Самолет приложился к бетонке аэропорта «Нариманово», подпрыгнул и покатился, гася скорость. Сашка вытащил из-под кресла раздутый портфель, застегнул шинель и потопал к выходу. По полосе мела поземка и Сашке показалось, что никуда он из Совгавани не улетал. Ветер усугублял небольшой в принципе мороз и Сашка с удовольствием влез в стоящий на площади перед аэровокзалом городской автобус. В нем было так же холодно, но зато отсутствовал ветер. Прислонившись к поручню на задней площадке (сидячие места были, но садиться на промерзлый дерматин почему-то не хотелось), Сашка начал считать, мысленно загибая пальцы.
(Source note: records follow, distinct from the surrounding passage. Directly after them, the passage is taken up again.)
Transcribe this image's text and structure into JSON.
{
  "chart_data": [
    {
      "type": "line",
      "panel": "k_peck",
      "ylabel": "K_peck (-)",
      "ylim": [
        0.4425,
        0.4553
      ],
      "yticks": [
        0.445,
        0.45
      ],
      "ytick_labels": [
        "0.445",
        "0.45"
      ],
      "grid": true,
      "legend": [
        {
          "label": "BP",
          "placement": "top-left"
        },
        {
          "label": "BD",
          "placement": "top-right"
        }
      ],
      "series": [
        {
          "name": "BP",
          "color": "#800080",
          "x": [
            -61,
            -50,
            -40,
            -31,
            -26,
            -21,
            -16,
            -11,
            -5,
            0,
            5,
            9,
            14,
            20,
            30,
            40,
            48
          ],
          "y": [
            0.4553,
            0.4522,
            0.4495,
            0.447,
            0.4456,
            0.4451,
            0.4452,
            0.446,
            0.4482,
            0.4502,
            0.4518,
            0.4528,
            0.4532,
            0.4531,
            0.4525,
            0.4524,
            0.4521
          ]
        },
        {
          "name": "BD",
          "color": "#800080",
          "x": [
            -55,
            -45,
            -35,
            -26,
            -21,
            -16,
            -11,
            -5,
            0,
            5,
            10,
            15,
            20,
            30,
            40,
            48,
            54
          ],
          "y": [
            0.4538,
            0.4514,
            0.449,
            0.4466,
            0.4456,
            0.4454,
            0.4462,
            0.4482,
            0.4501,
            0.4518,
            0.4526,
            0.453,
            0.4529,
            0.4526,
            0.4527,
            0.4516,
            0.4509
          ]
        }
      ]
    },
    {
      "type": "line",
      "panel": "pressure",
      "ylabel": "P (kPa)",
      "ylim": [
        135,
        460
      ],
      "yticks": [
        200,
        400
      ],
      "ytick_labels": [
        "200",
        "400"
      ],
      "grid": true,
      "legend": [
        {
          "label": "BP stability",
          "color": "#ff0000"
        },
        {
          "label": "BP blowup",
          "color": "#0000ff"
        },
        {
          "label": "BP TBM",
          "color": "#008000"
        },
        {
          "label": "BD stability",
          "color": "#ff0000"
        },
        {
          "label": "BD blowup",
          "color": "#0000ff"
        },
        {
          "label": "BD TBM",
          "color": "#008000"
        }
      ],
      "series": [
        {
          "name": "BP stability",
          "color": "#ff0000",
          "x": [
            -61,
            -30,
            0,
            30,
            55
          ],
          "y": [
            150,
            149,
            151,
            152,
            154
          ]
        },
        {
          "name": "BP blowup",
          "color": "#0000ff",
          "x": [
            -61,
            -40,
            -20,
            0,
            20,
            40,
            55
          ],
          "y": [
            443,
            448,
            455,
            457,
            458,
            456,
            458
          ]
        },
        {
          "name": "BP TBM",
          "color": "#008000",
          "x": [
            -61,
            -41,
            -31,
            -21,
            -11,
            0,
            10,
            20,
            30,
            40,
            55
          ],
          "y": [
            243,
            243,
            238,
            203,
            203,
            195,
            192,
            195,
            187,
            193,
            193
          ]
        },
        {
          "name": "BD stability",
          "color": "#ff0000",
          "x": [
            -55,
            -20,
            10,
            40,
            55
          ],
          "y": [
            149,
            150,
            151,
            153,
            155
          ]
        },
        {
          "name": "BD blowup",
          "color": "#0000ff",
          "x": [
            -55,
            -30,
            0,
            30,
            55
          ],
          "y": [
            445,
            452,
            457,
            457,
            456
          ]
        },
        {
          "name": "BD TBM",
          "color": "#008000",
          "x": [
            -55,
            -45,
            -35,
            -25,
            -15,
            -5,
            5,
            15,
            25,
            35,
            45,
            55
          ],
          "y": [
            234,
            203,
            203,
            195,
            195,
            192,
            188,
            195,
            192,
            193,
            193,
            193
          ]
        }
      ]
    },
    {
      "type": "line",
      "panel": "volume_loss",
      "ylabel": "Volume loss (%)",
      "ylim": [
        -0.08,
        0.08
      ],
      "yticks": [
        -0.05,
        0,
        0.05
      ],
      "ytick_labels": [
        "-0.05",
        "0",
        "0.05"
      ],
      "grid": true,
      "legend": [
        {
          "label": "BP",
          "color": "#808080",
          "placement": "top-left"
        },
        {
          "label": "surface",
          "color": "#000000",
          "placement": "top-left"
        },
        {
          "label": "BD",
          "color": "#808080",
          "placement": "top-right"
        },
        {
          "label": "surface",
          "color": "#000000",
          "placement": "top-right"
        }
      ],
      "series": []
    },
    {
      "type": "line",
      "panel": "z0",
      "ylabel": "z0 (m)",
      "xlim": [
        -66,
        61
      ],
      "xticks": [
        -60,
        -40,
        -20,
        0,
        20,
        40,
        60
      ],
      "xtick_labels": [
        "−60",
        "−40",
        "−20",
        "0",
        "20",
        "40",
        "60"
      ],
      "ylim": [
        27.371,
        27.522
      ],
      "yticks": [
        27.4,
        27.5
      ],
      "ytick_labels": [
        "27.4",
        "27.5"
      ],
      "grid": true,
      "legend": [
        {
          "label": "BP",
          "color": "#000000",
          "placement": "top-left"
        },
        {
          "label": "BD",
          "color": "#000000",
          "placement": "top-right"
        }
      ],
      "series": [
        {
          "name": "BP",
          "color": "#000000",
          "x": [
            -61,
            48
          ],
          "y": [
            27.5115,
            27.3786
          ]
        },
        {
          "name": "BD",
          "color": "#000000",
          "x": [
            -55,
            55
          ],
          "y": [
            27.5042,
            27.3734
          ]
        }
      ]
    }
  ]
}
Точкой отсчета он взял построение перед штабом полка. Командир явственно поморщился, оглядев строй из пятнадцати теперь уже бывших солдат. Затесавшиеся в строй несколько «выпускников» так называемых офицерских курсов из-под Комсомольска, в числе которых был и Сашка, выглядели сущим диссонансом на фоне кондовых полковых дембелей. Разглаженные утюгом, а потом сморщенные в гармошку кирзовые сапоги на высоченных подбитых полосовым свинцом каблуках и офицерские полевые брюки вкупе с короткими бушлатами у тех, кто ехал в родную деревню (шинель с парадной формой в деревне не канали в силу непрактичности). Те, кто возвращался в город, имели расклешенные до опасного предела парадные брюки и шинели, напоминавшие полупальто (особенно ценились почему-то курсантские шинели, наверно из-за редкости, а также за ряд блестящих пуговиц на заднем шлице). Кроме того, все имели алюминиевые вставки под погоны, подкладки под кокарды, кембрик на подворотничках, офицерские зимние шапки и впечатляющий иконостас из разнокалиберных значков.
Сашка вспомнил повара со своей точки, уволившегося полгода назад, единственного в полку обладателя боевой медали «За отвагу». Медаль он получил за то, что, будучи сильно нетрезвым (наверно щей перебрал), вышел в бурную осеннюю ночь для облегчения организма. Сортир стоял метрах в двадцати от уреза воды и в штормовую погоду волны Японского моря до него запросто добегали. Сейчас как раз был хороший шторм и, опасаясь, что сортир может быть унесен аж до Хоккайдо, повар пристроился подальше от наката.
Уже застегивая штаны, он заметил на фоне светлеющего востока бредущие по берегу фигуры. В отравленном алкоголем и замполитом мозгу всплыло -«шпионы». Граница-то была вот она плюс еще двенадцать миль нейтральных вод. Будучи еще под воздействием винных паров, он побежал было в казарму, чтобы учинить тревогу, но, не добежав, узрел возле кочегарки за пожарной бочкой мирно дрыхнувшего часового в огромном тулупе. Решение пришло само собой – он реквизировал у часового автомат, а тот даже не проснулся.